Heat Dissipation using Minimum Counter Flow Jet Ejection During Spacecraft Re-Entry

A major problem of spacecraft re-entry is the extreme heat generated. Sink and ablation cooling are commonly used but the cost of building and implementing such heat protection systems is very high. The issue of heat dissipation has, therefore, been an extensive area of research. Various passive and active methods of flow control have been attempted. Unfortunately, no viable cost effective methodologies have yet been possible to develop. At the University of New South Wales, various methods of active flow control technologies for application to subsonic and supersonic flows with a bias towards higher efficiency and lower energy usage are been explored. In this paper, a new approach of deploying minimum counter flow jet ejection as an active flow control method for heat dissipation is attempted. The concept relies on imparting sufficient momentum on the strong bow shock wave formed to induce oscillation but low enough to avoid instability during the flow interaction.
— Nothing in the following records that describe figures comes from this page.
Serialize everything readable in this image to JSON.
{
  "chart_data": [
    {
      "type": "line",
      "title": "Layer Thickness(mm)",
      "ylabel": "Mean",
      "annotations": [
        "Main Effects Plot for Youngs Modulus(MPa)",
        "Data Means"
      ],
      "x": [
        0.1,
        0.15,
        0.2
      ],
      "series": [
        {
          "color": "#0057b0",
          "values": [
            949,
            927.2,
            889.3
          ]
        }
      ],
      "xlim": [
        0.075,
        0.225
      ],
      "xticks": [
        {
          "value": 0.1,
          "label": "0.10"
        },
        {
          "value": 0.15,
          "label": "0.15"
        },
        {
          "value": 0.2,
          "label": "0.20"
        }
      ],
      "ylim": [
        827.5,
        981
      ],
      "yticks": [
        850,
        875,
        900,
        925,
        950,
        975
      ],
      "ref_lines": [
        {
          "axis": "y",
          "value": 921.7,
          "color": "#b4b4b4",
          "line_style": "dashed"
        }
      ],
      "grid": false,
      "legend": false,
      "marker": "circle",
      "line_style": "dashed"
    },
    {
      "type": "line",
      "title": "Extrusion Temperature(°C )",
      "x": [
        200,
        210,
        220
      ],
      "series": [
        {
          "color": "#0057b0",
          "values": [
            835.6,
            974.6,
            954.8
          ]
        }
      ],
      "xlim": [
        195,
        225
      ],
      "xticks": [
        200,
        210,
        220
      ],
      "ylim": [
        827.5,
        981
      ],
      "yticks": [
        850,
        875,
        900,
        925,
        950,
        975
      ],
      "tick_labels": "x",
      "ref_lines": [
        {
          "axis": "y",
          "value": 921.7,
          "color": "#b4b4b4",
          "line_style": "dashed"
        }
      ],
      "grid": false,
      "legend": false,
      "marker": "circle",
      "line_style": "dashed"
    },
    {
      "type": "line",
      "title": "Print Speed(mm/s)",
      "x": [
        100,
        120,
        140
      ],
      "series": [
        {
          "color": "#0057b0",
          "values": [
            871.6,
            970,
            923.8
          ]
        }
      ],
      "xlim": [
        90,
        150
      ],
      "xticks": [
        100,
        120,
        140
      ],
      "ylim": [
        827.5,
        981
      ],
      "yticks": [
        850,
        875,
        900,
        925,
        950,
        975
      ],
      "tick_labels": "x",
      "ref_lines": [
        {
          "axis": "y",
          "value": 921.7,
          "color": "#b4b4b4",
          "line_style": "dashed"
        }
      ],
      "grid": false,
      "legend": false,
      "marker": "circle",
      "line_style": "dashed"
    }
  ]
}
To test the concept, an Apollo command module has been employed. It has been subjected to a free stream Mach number of 3 and a two-dimensional numerical flow simulation using ANSYS as the computational fluid dynamics tool has been performed for several cases of counter flow jet injection imparted on the bow shock wave formed and the interaction with the oncoming flow through the frontal stagnation point of the test module and compared with no injection case. Results obtained are highly promising. It appears that substantial heat reduction on the body is possible using the new approach. This finding may be of high practical significance and open up the possibility of developing a new thermal protective system using active flow control of dissipating and reducing heat during spacecraft re-entry with minimum energy input.